FIEDLER: Nein, das sage ich nicht. Es gibt auch Sportarten, die gefahrengeneigter sind als andere, Eishockey mehr als Schach. Ein Lobbyist ist sicher korruptionsgeneigter als ein Straßenkehrer.

Aber auch Greenpeace betreibt Lobbying.

FIEDLER: Sie sprechen einen wichtigen Punkt an. Lobbying darf nicht so eng gesehen werden, dass nur ausgewiesene Lobbying-Unternehmen erfasst werden. Jede Tätigkeit, die eine Einflussnahme auf einen Politiker ausübt, ist Lobbying. Das betrifft Nichtregierungsorganisationen, Bürgerinitiativen, Kammern, Gewerkschaften, die Kirchen. Ich will den Lobbyismus nicht kriminalisieren, sondern ihn nur transparent machen.

Was ist mit Rechtsanwälten, die im Parlament sitzen und unter Verschwiegenheitspflicht stehen?

FIEDLER: Für solche Berufe muss man eine Regelung finden. Wenn ein Abgeordneter veröffentlichen soll, welche Einkünfte er außerhalb des Parlaments bezieht, kann man von diesem, wenn er Arzt für Geschlechtskrankheiten ist, nicht erwarten, dass er seine Patientenliste angibt. Der Anwalts- oder Arztberuf ist oft die Ausrede, um nichts zu ändern.

Was halten Sie von einem Berufsverbot für Interessenvertreter des ÖGB, der Kammern oder eines Angestellten von Raiffeisen?

FIEDLER: Das kann man nicht verbieten - abgesehen davon, wenn ich zynisch sein will, wäre dann das Parlament entvölkert. Mir geht es um Transparenz.

Warum sind die Österreicher solche Transparenzmuffel?

FIEDLER: Das hat mit der Mentalität zu tun. Was man bekommt, behält jeder für sich. In Österreich fehlt der Wille zur Transparenz.

Warum?

FIEDLER: Nach Meinung der Parteien sollte die Parteienfinanzierung ein Graubereich bleiben. Die staatliche Parteienfinanzierung ist ja äußerst großzügig. Wir haben keine Transparenzkultur.

Was anderes: Dass beim Eurofighter das Verfahren eingestellt wurde, empört viele. Zu Recht?

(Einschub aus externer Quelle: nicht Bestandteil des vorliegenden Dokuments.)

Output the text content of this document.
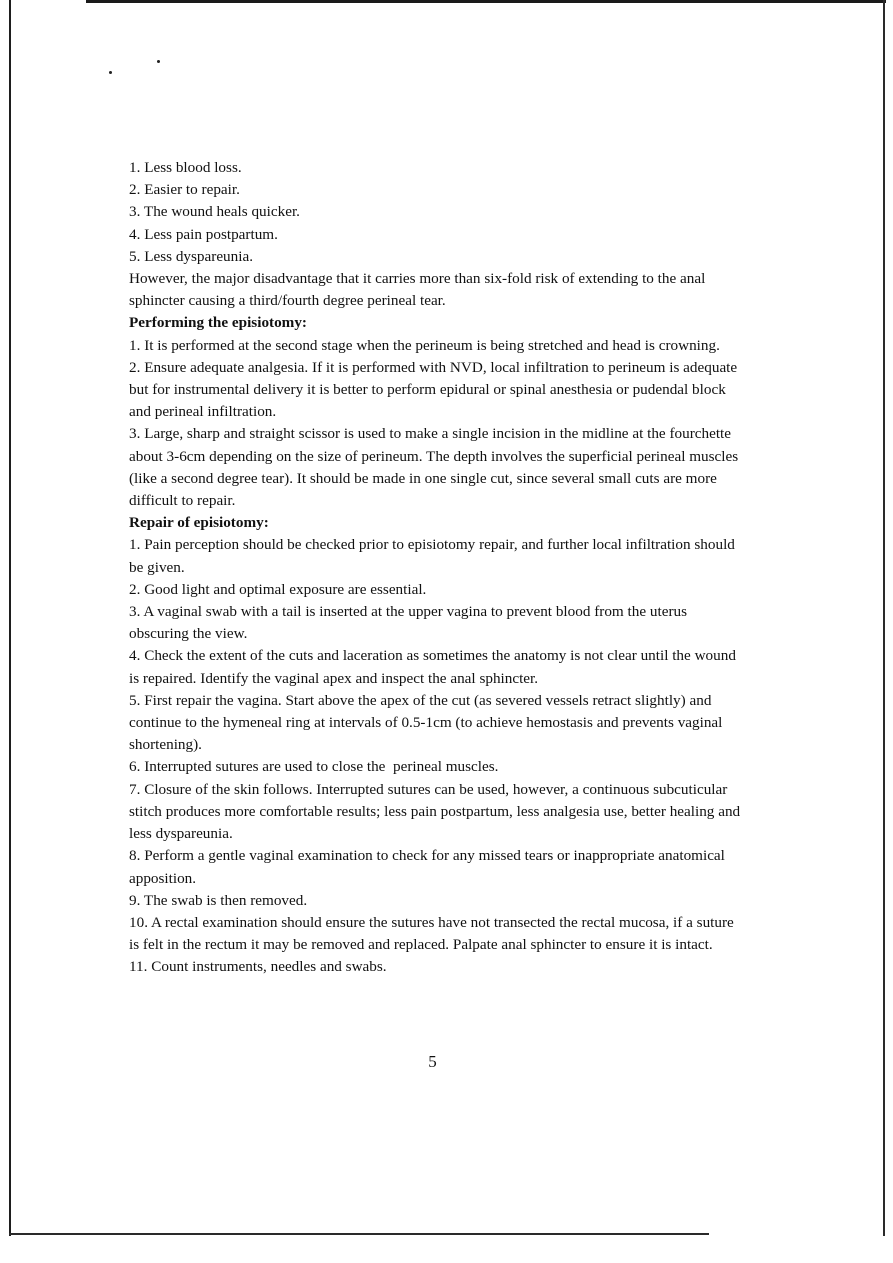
1. Less blood loss.

2. Easier to repair.

3. The wound heals quicker.

4. Less pain postpartum.

5. Less dyspareunia.

However, the major disadvantage that it carries more than six-fold risk of extending to the anal sphincter causing a third/fourth degree perineal tear.

Performing the episiotomy:

1. It is performed at the second stage when the perineum is being stretched and head is crowning.

2. Ensure adequate analgesia. If it is performed with NVD, local infiltration to perineum is adequate but for instrumental delivery it is better to perform epidural or spinal anesthesia or pudendal block and perineal infiltration.

3. Large, sharp and straight scissor is used to make a single incision in the midline at the fourchette about 3-6cm depending on the size of perineum. The depth involves the superficial perineal muscles (like a second degree tear). It should be made in one single cut, since several small cuts are more difficult to repair.

Repair of episiotomy:

1. Pain perception should be checked prior to episiotomy repair, and further local infiltration should be given.

2. Good light and optimal exposure are essential.

3. A vaginal swab with a tail is inserted at the upper vagina to prevent blood from the uterus obscuring the view.

4. Check the extent of the cuts and laceration as sometimes the anatomy is not clear until the wound is repaired. Identify the vaginal apex and inspect the anal sphincter.

5. First repair the vagina. Start above the apex of the cut (as severed vessels retract slightly) and continue to the hymeneal ring at intervals of 0.5-1cm (to achieve hemostasis and prevents vaginal shortening).

6. Interrupted sutures are used to close the  perineal muscles.

7. Closure of the skin follows. Interrupted sutures can be used, however, a continuous subcuticular stitch produces more comfortable results; less pain postpartum, less analgesia use, better healing and less dyspareunia.

8. Perform a gentle vaginal examination to check for any missed tears or inappropriate anatomical apposition.

9. The swab is then removed.

10. A rectal examination should ensure the sutures have not transected the rectal mucosa, if a suture is felt in the rectum it may be removed and replaced. Palpate anal sphincter to ensure it is intact.

11. Count instruments, needles and swabs.

5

FIEDLER: Ich kann das nicht beurteilen. Ich kenne die Details nicht. Nach außen müsste allerdings wesentlich transparenter gemacht werden, warum das Verfahren eingestellt wurde. Die Erklärungen, die gemacht worden sind, reichen nicht aus.

Warum werden solche Verfahren eingestellt. Ist es vorauseilender Gehorsam?

FIEDLER: Das Phänomen gibt es in der ganzen Verwaltung. Es funktioniert nur, wenn die Spitze es will. Das möchte ich der Justizministerin nicht unterstellen. In der Vergangenheit war es sehr wohl so. Das weiß ich aus meiner früheren Tätigkeit als Staatsanwalt.

Und der Fall Grasser?

FIEDLER: Es wird bemüht und engagiert gearbeitet. Allerdings muss ich schon einen Punkt anmerken: Bei der Verfolgung der großen Wirtschaftsdelikte sind wir in einem sehr frühen Stadium. Vergleichen Sie, wie viele Staatsanwälte in Deutschland bei der Hypo ermitteln. Auch fehlt es noch an wirtschaftlicher Expertise unter den Staatsanwälten und Richtern.

Ist es politisch erwünscht?

FIEDLER: Das glaube ich nicht. Die Justizministerin steht öffentlich unter großem Druck.

Der Bundespräsident beruft nun einen Anti-Korruptions-Gipfel ein. Wird sich was tun? Oder wird alles wieder einschlafen?

FIEDLER: Es muss sich etwas ändern. Denken Sie nur, dass Strasser in Österreich kein Fall für die Justiz wäre. Die Zeit des Redens sollte endlich vorbei sein. Es gibt leider in Österreich keine umfassende Konzeption der Korruptionsprävention. Jeder Minister ist für einen Teilbereich zuständig. Niemand denkt darüber nach, wie man Einfallstore zur Korruption bekämpft.

Wo sollte das angesiedelt sein?

FIEDLER: Der Bundeskanzler sollte eine Koordinationsfunktion haben. In Österreich ist auf diesem Gebiet alles immer nur Flickwerk. In den letzten vier Jahren hatten wir vier Korruptionsnovellen. Das ist kein Konzept. Das ist anlassbezogene Gesetzwerdung. Das ist Flickwerk. Davon muss man sich lösen.

Und ein eigener Anti-Korruptionsstaatssekretär?

FIEDLER: Als ehemaliger Rechnungshofpräsident will ich nicht noch eine neue Stelle erfinden.